I don't agree with that assumption because I believe more people now have access to information then they have in the past, whether or not if it is being filtered or not filtered. The media literacy was much more limited in the past and the intellects were few and far in between. Sure, people who were fortunate enough to be educated have the opportunity to be more literate and thus have more channels to get information to learn. But now more people have the opportunity compared to the number of people in the past and now, I think you"ll find that telegraphically epistemology has improved our literacy and it has been a help to our culture and society since its invention. .
There is another statement by Postman that I strongly disagree with. "There is no beginning, middle, or end in a world of photographs" (Postman 74). I believe that photographs can tell many stories, from beginning to middle to end. Granted that not all photographs will do that but some do. Postman's statement suggest that all photographs are certain way and that is a very strong generalization and he does that quite often through out the book in my opinion. Pictures have been used since ancient days to communicate ideas, stories, and thoughts and in my opinion photographs are pictures and they convey some of the same principles as it has in the past, maybe in different format but same idea.

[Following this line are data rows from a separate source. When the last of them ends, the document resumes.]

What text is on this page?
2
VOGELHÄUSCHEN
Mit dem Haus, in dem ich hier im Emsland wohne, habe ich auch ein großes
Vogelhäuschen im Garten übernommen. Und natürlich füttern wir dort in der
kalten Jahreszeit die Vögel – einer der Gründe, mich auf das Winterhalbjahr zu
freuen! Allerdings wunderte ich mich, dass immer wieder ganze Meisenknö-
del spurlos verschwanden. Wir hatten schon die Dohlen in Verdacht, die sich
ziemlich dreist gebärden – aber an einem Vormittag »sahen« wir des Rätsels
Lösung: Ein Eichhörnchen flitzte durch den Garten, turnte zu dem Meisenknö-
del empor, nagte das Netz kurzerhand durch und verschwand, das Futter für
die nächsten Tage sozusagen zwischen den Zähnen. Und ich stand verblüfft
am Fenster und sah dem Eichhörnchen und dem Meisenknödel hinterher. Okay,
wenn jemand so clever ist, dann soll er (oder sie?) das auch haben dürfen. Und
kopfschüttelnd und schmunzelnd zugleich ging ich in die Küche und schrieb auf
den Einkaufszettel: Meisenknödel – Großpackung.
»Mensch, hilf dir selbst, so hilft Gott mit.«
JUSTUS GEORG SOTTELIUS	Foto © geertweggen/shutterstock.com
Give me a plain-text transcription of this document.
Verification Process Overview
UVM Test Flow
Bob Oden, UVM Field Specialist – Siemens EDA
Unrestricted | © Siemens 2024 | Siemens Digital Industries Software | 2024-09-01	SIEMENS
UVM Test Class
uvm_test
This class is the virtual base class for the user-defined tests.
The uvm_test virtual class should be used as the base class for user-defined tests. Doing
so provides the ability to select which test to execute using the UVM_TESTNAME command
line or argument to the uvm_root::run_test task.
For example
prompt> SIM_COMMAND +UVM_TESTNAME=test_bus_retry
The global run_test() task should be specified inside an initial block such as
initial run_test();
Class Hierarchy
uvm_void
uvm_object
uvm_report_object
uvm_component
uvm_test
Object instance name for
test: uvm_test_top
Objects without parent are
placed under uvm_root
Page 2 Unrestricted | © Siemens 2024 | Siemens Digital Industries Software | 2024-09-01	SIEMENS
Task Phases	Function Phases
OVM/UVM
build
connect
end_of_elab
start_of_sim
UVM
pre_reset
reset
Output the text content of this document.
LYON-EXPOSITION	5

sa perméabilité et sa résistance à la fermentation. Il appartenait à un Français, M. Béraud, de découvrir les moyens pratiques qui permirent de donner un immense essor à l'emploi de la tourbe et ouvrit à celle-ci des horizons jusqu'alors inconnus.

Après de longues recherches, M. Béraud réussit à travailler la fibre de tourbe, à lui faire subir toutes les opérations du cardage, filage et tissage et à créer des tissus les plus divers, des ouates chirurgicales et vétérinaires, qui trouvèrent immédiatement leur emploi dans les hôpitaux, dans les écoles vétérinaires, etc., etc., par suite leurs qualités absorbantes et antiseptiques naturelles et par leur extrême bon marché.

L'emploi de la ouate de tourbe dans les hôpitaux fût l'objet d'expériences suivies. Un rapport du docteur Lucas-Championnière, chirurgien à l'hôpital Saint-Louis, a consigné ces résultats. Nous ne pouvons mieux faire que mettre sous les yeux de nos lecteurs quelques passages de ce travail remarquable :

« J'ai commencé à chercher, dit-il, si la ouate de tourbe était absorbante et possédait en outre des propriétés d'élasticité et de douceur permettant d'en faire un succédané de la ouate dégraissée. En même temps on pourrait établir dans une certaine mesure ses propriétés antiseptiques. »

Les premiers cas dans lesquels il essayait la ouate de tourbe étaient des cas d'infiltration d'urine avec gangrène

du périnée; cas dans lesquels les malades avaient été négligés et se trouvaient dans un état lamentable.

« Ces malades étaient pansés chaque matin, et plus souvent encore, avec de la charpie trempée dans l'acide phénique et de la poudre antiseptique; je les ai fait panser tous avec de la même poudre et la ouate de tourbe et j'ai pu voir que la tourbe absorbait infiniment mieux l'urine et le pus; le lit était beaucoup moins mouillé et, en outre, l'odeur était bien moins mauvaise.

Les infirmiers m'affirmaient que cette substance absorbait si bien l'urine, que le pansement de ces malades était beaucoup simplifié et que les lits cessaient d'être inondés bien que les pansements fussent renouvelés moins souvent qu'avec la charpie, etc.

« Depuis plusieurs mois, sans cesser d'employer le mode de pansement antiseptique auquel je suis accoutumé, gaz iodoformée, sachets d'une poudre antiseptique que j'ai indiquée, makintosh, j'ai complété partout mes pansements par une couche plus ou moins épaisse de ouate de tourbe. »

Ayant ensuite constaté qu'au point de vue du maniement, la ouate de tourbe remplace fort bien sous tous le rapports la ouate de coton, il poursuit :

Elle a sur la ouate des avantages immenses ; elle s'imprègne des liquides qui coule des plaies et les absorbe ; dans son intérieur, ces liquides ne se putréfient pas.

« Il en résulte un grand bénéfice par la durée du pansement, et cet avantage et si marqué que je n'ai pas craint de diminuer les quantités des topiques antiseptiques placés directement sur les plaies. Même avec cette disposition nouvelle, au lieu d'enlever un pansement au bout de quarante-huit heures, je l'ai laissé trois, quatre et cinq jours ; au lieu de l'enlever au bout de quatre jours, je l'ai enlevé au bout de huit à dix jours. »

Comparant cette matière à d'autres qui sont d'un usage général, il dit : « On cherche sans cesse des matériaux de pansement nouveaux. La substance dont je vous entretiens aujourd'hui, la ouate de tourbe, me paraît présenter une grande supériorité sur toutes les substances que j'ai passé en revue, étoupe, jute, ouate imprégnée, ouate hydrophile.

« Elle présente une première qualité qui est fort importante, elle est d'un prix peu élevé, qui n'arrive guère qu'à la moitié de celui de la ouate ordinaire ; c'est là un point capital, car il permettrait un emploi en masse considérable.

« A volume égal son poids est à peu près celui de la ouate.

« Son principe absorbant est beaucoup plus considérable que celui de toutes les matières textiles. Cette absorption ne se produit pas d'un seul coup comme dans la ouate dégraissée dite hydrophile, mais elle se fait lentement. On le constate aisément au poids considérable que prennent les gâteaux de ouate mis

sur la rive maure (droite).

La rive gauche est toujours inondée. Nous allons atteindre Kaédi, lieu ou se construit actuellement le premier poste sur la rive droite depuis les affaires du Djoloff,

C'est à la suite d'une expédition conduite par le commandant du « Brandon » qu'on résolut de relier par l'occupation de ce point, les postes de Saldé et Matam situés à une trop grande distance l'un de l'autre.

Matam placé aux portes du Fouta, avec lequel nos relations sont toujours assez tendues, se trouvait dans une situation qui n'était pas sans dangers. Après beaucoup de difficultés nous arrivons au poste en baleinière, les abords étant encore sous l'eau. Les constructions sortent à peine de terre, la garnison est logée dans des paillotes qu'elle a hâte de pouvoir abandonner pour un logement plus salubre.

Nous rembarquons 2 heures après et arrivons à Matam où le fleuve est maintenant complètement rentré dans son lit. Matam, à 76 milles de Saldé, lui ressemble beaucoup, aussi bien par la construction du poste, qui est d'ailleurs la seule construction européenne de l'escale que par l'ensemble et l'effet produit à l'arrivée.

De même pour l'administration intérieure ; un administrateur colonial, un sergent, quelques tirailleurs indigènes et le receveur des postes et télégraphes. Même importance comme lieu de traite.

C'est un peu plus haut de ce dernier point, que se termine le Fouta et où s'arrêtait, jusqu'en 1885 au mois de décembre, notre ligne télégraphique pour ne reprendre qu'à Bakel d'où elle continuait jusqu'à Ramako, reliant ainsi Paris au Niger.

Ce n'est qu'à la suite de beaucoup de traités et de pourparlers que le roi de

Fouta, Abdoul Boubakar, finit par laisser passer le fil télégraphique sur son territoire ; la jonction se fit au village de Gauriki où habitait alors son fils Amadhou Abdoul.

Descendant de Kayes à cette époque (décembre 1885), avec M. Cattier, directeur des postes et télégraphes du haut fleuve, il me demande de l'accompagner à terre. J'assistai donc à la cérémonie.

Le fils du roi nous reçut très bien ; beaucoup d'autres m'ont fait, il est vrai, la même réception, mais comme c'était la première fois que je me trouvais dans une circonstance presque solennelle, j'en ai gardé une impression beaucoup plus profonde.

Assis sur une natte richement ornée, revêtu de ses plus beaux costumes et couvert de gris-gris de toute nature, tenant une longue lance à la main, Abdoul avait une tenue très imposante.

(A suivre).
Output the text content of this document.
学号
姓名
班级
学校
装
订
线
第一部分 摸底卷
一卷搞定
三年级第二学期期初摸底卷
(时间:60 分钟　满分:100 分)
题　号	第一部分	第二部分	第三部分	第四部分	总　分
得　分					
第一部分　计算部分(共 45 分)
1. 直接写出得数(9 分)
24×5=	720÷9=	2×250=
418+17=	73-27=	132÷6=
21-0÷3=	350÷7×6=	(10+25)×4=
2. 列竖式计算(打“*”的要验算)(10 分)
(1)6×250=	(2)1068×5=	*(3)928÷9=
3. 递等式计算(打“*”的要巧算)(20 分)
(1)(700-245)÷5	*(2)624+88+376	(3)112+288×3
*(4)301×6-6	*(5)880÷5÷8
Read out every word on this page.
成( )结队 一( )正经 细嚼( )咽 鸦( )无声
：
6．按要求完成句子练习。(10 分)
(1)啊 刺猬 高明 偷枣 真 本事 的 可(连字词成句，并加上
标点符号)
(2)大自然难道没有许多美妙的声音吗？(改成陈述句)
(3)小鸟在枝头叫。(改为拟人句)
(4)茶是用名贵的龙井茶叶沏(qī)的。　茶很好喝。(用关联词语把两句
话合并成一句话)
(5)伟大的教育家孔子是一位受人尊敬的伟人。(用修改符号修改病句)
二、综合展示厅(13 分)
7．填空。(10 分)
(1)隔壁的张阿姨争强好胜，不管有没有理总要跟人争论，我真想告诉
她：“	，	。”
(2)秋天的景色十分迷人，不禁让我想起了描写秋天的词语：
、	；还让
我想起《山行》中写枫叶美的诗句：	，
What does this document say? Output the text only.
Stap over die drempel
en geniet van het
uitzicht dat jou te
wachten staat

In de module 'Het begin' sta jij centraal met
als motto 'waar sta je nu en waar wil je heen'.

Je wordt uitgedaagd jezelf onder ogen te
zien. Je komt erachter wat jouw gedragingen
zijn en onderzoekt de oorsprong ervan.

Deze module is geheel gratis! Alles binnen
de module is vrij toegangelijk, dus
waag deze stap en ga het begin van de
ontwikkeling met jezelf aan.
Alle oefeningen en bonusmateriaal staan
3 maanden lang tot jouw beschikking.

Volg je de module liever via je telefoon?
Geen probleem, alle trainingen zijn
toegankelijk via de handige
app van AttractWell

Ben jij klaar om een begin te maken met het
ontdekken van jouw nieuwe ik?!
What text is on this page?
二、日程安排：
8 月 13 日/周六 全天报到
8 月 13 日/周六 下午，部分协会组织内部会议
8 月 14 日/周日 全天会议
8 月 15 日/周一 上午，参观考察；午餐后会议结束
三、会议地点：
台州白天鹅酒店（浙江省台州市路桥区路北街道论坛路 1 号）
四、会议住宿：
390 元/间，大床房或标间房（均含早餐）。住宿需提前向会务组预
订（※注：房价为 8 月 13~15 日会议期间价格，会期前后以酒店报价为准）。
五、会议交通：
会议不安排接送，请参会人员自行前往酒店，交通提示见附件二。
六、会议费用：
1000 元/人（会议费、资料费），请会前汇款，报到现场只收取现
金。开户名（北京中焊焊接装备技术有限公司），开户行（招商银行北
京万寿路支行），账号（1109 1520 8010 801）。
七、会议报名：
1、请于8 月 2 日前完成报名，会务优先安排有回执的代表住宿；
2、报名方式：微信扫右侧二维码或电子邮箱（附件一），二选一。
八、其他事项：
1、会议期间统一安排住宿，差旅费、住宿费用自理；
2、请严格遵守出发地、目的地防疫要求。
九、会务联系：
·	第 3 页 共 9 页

In the second part of the book Postman deals with television as show business, particularly the news media, television as teaching tools and its effects, and his suggestion of how we might be able to avoid the effect of television.
Postman writes, " television offers viewers a variety of subject matter, requires minimal skills to comprehend it, and is largely aimed at emotional gratification" (86). I agree with his statement here. I think television is satisfying to the eye and mind because we can put the picture to the idea.